ABSTRACT

Of the hundreds of song-composers working in German-speaking countries in the second half of the eighteenth century, only a handful are still household names: C.P.E. Bach, Gluck, Haydn, Mozart, Quantz, Telemann. Among these it is only Bach whose keyboard songs form a really important part of his total output, both as regards intrinsic worth and historical impact. By contrast, Gluck’s Klöpstock-settings, although far from negligible, fade into insignificance beside his operas. 1 It is impossible to bring to mind a great composer who achieved a major and revolutionary development in the eighteenth-century Lied as did, say, Mozart with the piano concerto or Haydn with the string quartet. It is probably not unjust to say that the German songs of Haydn, Mozart, Quantz or Telemann are no more than an interesting and attractive sideline when related to the composer’s oeuvre as a whole.

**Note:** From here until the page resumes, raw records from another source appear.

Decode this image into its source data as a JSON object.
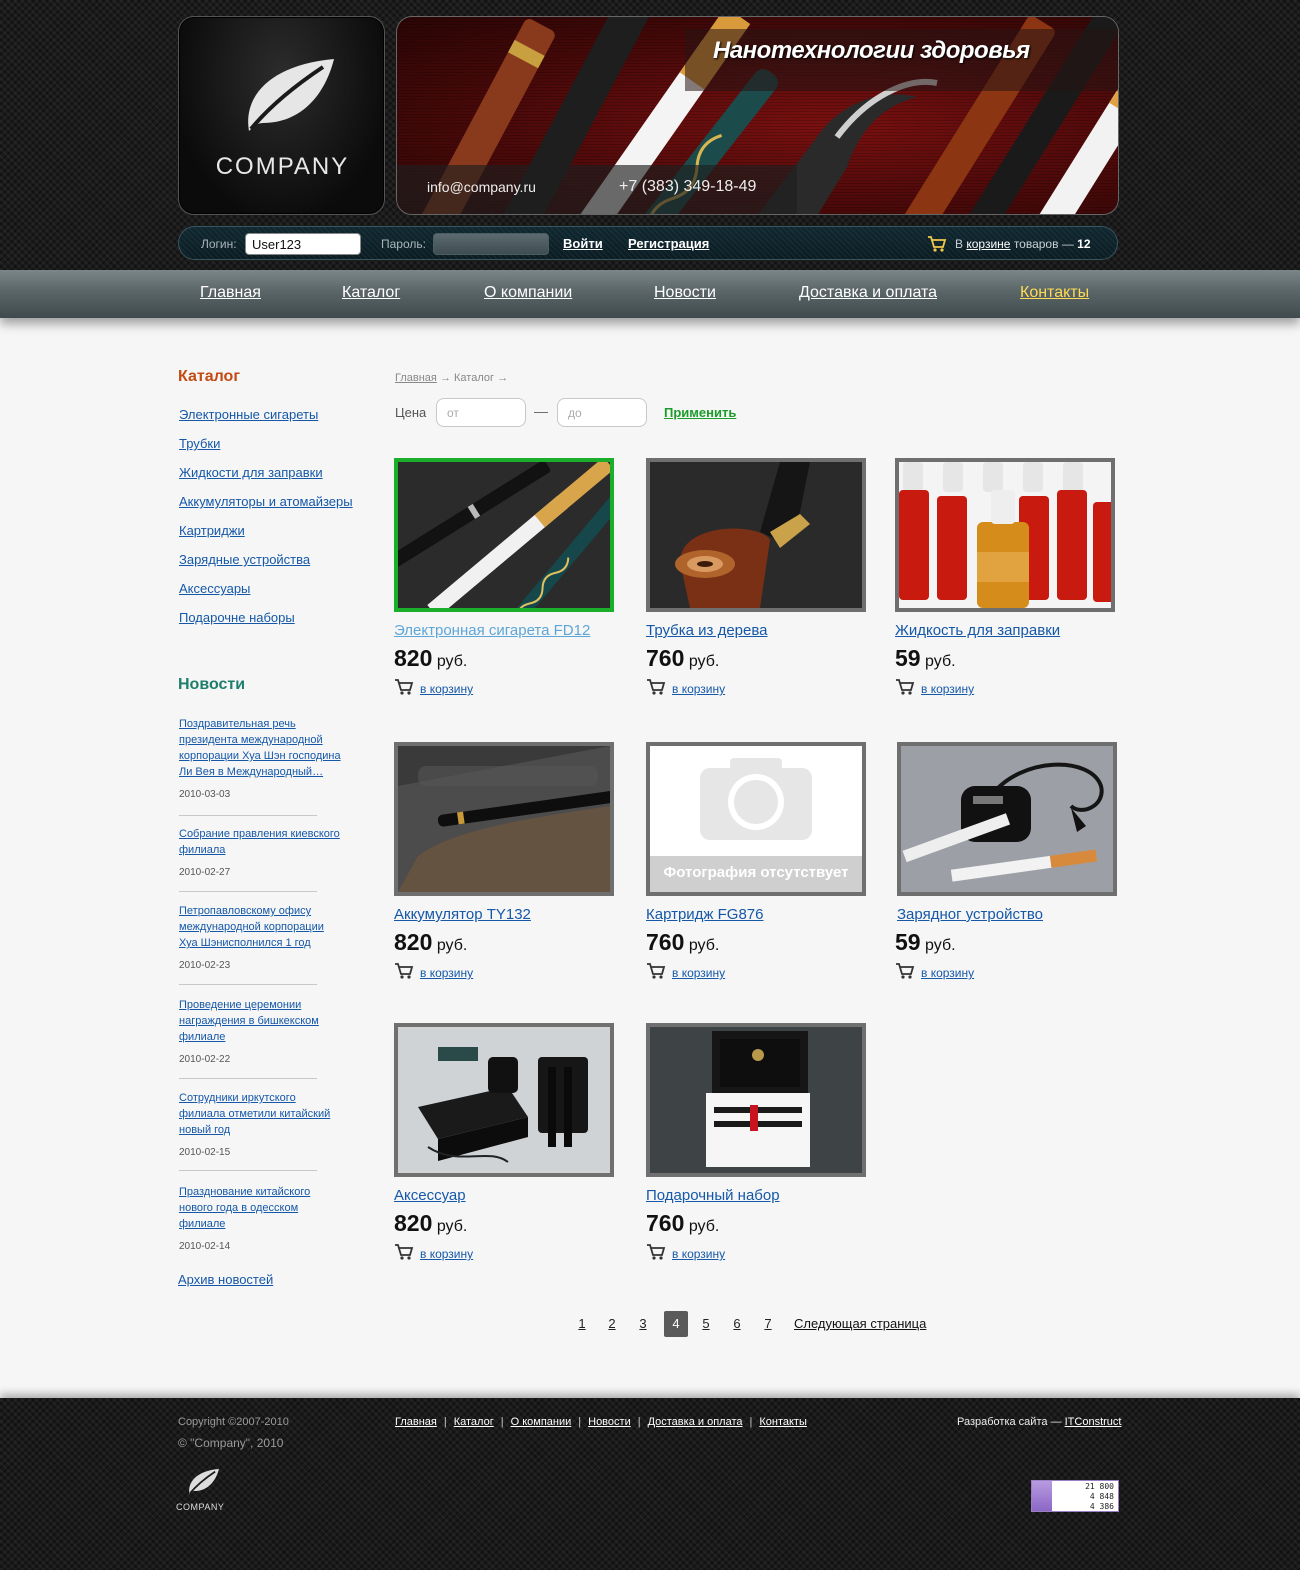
{
  "header": {
    "logo_text": "COMPANY",
    "banner_title": "Нанотехнологии здоровья",
    "email": "info@company.ru",
    "phone": "+7 (383) 349-18-49"
  },
  "login_bar": {
    "login_label": "Логин:",
    "login_value": "User123",
    "password_label": "Пароль:",
    "login_button": "Войти",
    "register_link": "Регистрация",
    "cart_prefix": "В",
    "cart_link": "корзине",
    "cart_middle": "товаров —",
    "cart_count": "12"
  },
  "nav": {
    "items": [
      {
        "label": "Главная"
      },
      {
        "label": "Каталог"
      },
      {
        "label": "О компании"
      },
      {
        "label": "Новости"
      },
      {
        "label": "Доставка и оплата"
      },
      {
        "label": "Контакты",
        "active": true
      }
    ]
  },
  "sidebar": {
    "catalog_heading": "Каталог",
    "catalog_items": [
      "Электронные сигареты",
      "Трубки",
      "Жидкости для заправки",
      "Аккумуляторы и атомайзеры",
      "Картриджи",
      "Зарядные устройства",
      "Аксессуары",
      "Подарочне наборы"
    ],
    "news_heading": "Новости",
    "news": [
      {
        "title": "Поздравительная речь президента международной корпорации Хуа Шэн господина Ли Вея в Международный…",
        "date": "2010-03-03"
      },
      {
        "title": "Собрание правления киевского филиала",
        "date": "2010-02-27"
      },
      {
        "title": "Петропавловскому офису международной корпорации Хуа Шэнисполнился 1 год",
        "date": "2010-02-23"
      },
      {
        "title": "Проведение церемонии награждения в бишкекском филиале",
        "date": "2010-02-22"
      },
      {
        "title": "Сотрудники иркутского филиала отметили китайский новый год",
        "date": "2010-02-15"
      },
      {
        "title": "Празднование китайского нового года в одесском филиале",
        "date": "2010-02-14"
      }
    ],
    "archive_link": "Архив новостей"
  },
  "breadcrumb": {
    "home": "Главная",
    "arrow": "→",
    "current": "Каталог"
  },
  "filter": {
    "label": "Цена",
    "from_placeholder": "от",
    "dash": "—",
    "to_placeholder": "до",
    "apply": "Применить"
  },
  "products": [
    {
      "name": "Электронная сигарета FD12",
      "price": "820",
      "currency": "руб.",
      "cart": "в корзину",
      "image": "e-cigarettes",
      "selected": true,
      "visited": true
    },
    {
      "name": "Трубка из дерева",
      "price": "760",
      "currency": "руб.",
      "cart": "в корзину",
      "image": "wooden-pipe"
    },
    {
      "name": "Жидкость для заправки",
      "price": "59",
      "currency": "руб.",
      "cart": "в корзину",
      "image": "liquid-bottles"
    },
    {
      "name": "Аккумулятор TY132",
      "price": "820",
      "currency": "руб.",
      "cart": "в корзину",
      "image": "battery"
    },
    {
      "name": "Картридж FG876",
      "price": "760",
      "currency": "руб.",
      "cart": "в корзину",
      "image": "no-photo",
      "no_photo_text": "Фотография отсутствует"
    },
    {
      "name": "Зарядног устройство",
      "price": "59",
      "currency": "руб.",
      "cart": "в корзину",
      "image": "charger"
    },
    {
      "name": "Аксессуар",
      "price": "820",
      "currency": "руб.",
      "cart": "в корзину",
      "image": "accessory-kit"
    },
    {
      "name": "Подарочный набор",
      "price": "760",
      "currency": "руб.",
      "cart": "в корзину",
      "image": "gift-set"
    }
  ],
  "pagination": {
    "pages": [
      "1",
      "2",
      "3",
      "4",
      "5",
      "6",
      "7"
    ],
    "current": "4",
    "next": "Следующая страница"
  },
  "footer": {
    "copyright1": "Copyright ©2007-2010",
    "copyright2": "© \"Company\", 2010",
    "nav": [
      "Главная",
      "Каталог",
      "О компании",
      "Новости",
      "Доставка и оплата",
      "Контакты"
    ],
    "dev_prefix": "Разработка сайта —",
    "dev_link": "ITConstruct",
    "logo_text": "COMPANY",
    "counter": [
      "21 800",
      "4 848",
      "4 386"
    ]
  }
}
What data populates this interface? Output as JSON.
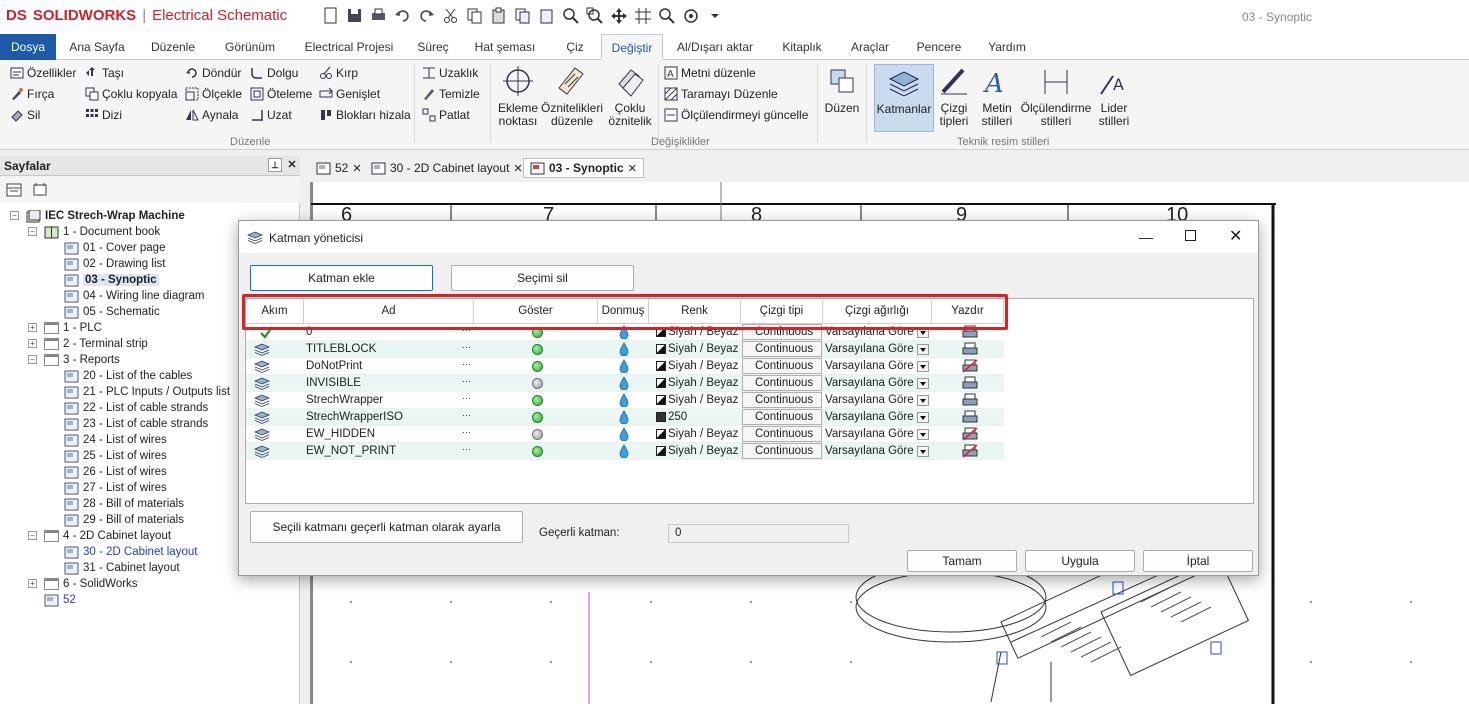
{
  "app": {
    "logo_ds": "DS",
    "brand": "SOLIDWORKS",
    "separator": "|",
    "product": "Electrical Schematic",
    "document_title": "03 - Synoptic"
  },
  "quick_access": [
    "new-icon",
    "save-icon",
    "print-icon",
    "undo-icon",
    "redo-icon",
    "cut-icon",
    "copy-icon",
    "paste-icon",
    "page-copy-icon",
    "page-paste-icon",
    "zoom-icon",
    "zoom-window-icon",
    "pan-icon",
    "grid-icon",
    "search-icon",
    "options-icon",
    "dropdown-icon"
  ],
  "tabs": [
    "Dosya",
    "Ana Sayfa",
    "Düzenle",
    "Görünüm",
    "Electrical Projesi",
    "Süreç",
    "Hat şeması",
    "Çiz",
    "Değiştir",
    "Al/Dışarı aktar",
    "Kitaplık",
    "Araçlar",
    "Pencere",
    "Yardım"
  ],
  "ribbon": {
    "col1": [
      "Özellikler",
      "Fırça",
      "Sil"
    ],
    "col2": [
      "Taşı",
      "Çoklu kopyala",
      "Dizi"
    ],
    "col3": [
      "Döndür",
      "Ölçekle",
      "Aynala"
    ],
    "col4": [
      "Dolgu",
      "Öteleme",
      "Uzat"
    ],
    "col5": [
      "Kırp",
      "Genişlet",
      "Blokları hizala"
    ],
    "col6": [
      "Uzaklık",
      "Temizle",
      "Patlat"
    ],
    "big1": [
      {
        "l1": "Ekleme",
        "l2": "noktası"
      },
      {
        "l1": "Öznitelikleri",
        "l2": "düzenle"
      },
      {
        "l1": "Çoklu",
        "l2": "öznitelik"
      }
    ],
    "col7": [
      "Metni düzenle",
      "Taramayı Düzenle",
      "Ölçülendirmeyi güncelle"
    ],
    "big2": [
      {
        "l1": "Düzen",
        "l2": ""
      },
      {
        "l1": "Katmanlar",
        "l2": ""
      },
      {
        "l1": "Çizgi",
        "l2": "tipleri"
      },
      {
        "l1": "Metin",
        "l2": "stilleri"
      },
      {
        "l1": "Ölçülendirme",
        "l2": "stilleri"
      },
      {
        "l1": "Lider",
        "l2": "stilleri"
      }
    ],
    "groups": [
      "Düzenle",
      "Değişiklikler",
      "Teknik resim stilleri"
    ]
  },
  "panel": {
    "title": "Sayfalar",
    "pin": "ᵖ",
    "close": "✕"
  },
  "tree": [
    {
      "label": "IEC Strech-Wrap Machine",
      "bold": true
    },
    {
      "label": "1 - Document book"
    },
    {
      "label": "01 - Cover page"
    },
    {
      "label": "02 - Drawing list"
    },
    {
      "label": "03 - Synoptic",
      "selected": true
    },
    {
      "label": "04 - Wiring line diagram"
    },
    {
      "label": "05 - Schematic"
    },
    {
      "label": "1 - PLC"
    },
    {
      "label": "2 - Terminal strip"
    },
    {
      "label": "3 - Reports"
    },
    {
      "label": "20 - List of the cables"
    },
    {
      "label": "21 - PLC Inputs / Outputs list"
    },
    {
      "label": "22 - List of cable strands"
    },
    {
      "label": "23 - List of cable strands"
    },
    {
      "label": "24 - List of wires"
    },
    {
      "label": "25 - List of wires"
    },
    {
      "label": "26 - List of wires"
    },
    {
      "label": "27 - List of wires"
    },
    {
      "label": "28 - Bill of materials"
    },
    {
      "label": "29 - Bill of materials"
    },
    {
      "label": "4 - 2D Cabinet layout"
    },
    {
      "label": "30 - 2D Cabinet layout",
      "link": true
    },
    {
      "label": "31 - Cabinet layout"
    },
    {
      "label": "6 - SolidWorks"
    },
    {
      "label": "52",
      "link": true
    }
  ],
  "doc_tabs": [
    "52",
    "30 - 2D Cabinet layout",
    "03 - Synoptic"
  ],
  "drawing": {
    "columns": [
      "6",
      "7",
      "8",
      "9",
      "10"
    ]
  },
  "dialog": {
    "title": "Katman yöneticisi",
    "add_layer": "Katman ekle",
    "delete_selection": "Seçimi sil",
    "columns": [
      "Akım",
      "Ad",
      "Göster",
      "Donmuş",
      "Renk",
      "Çizgi tipi",
      "Çizgi ağırlığı",
      "Yazdır"
    ],
    "rows": [
      {
        "name": "0",
        "show": true,
        "color": "Siyah / Beyaz",
        "linetype": "Continuous",
        "weight": "Varsayılana Göre",
        "print": true,
        "current": true
      },
      {
        "name": "TITLEBLOCK",
        "show": true,
        "color": "Siyah / Beyaz",
        "linetype": "Continuous",
        "weight": "Varsayılana Göre",
        "print": true
      },
      {
        "name": "DoNotPrint",
        "show": true,
        "color": "Siyah / Beyaz",
        "linetype": "Continuous",
        "weight": "Varsayılana Göre",
        "print": false
      },
      {
        "name": "INVISIBLE",
        "show": false,
        "color": "Siyah / Beyaz",
        "linetype": "Continuous",
        "weight": "Varsayılana Göre",
        "print": true
      },
      {
        "name": "StrechWrapper",
        "show": true,
        "color": "Siyah / Beyaz",
        "linetype": "Continuous",
        "weight": "Varsayılana Göre",
        "print": true
      },
      {
        "name": "StrechWrapperISO",
        "show": true,
        "color": "250",
        "linetype": "Continuous",
        "weight": "Varsayılana Göre",
        "print": true
      },
      {
        "name": "EW_HIDDEN",
        "show": false,
        "color": "Siyah / Beyaz",
        "linetype": "Continuous",
        "weight": "Varsayılana Göre",
        "print": false
      },
      {
        "name": "EW_NOT_PRINT",
        "show": true,
        "color": "Siyah / Beyaz",
        "linetype": "Continuous",
        "weight": "Varsayılana Göre",
        "print": false
      }
    ],
    "set_current": "Seçili katmanı geçerli katman olarak ayarla",
    "current_layer_label": "Geçerli katman:",
    "current_layer_value": "0",
    "ok": "Tamam",
    "apply": "Uygula",
    "cancel": "İptal"
  },
  "colors": {
    "accent": "#1e5aa8",
    "brand_red": "#d0202e",
    "highlight": "#e02020"
  }
}
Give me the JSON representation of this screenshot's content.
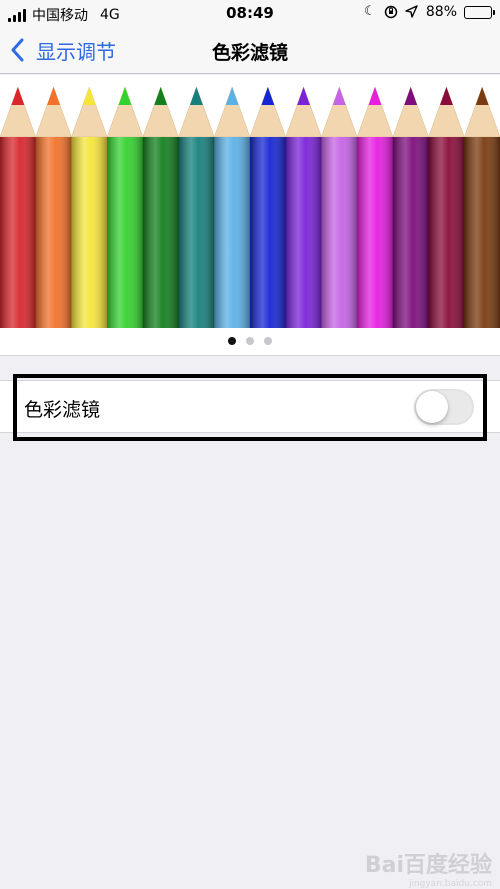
{
  "status_bar": {
    "carrier": "中国移动",
    "network": "4G",
    "time": "08:49",
    "battery_percent": "88%",
    "battery_level": 0.88,
    "icons": [
      "do-not-disturb-moon-icon",
      "orientation-lock-icon",
      "location-arrow-icon"
    ]
  },
  "nav": {
    "back_label": "显示调节",
    "title": "色彩滤镜"
  },
  "preview": {
    "pencil_colors": [
      "#d8262c",
      "#f2722a",
      "#f5e53a",
      "#34d22e",
      "#13801f",
      "#16807c",
      "#5bb1e6",
      "#1726d4",
      "#7a22d8",
      "#c763e6",
      "#e61ee0",
      "#7d0d7d",
      "#8a0c3a",
      "#7a3b10"
    ],
    "page_count": 3,
    "current_page": 0
  },
  "settings": {
    "color_filter_label": "色彩滤镜",
    "color_filter_enabled": false
  },
  "watermark": {
    "text": "Bai百度经验",
    "sub": "jingyan.baidu.com"
  }
}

Towards the turn of the century and slightly beyond, we find a number of gifted minor composers who, to a greater or lesser extent, concentrated on solo keyboard songs (Reichardt, Zelter, Zumsteeg), but in general the development of eighteenth-century German song is the joint achievement of a large number of composers, most of whom made their modest contributions unobtrusively. Few were full-time composers; they usually combined their activity with some salaried post, as orchestral player, court or municipal music-director, teacher, organist or choirmaster.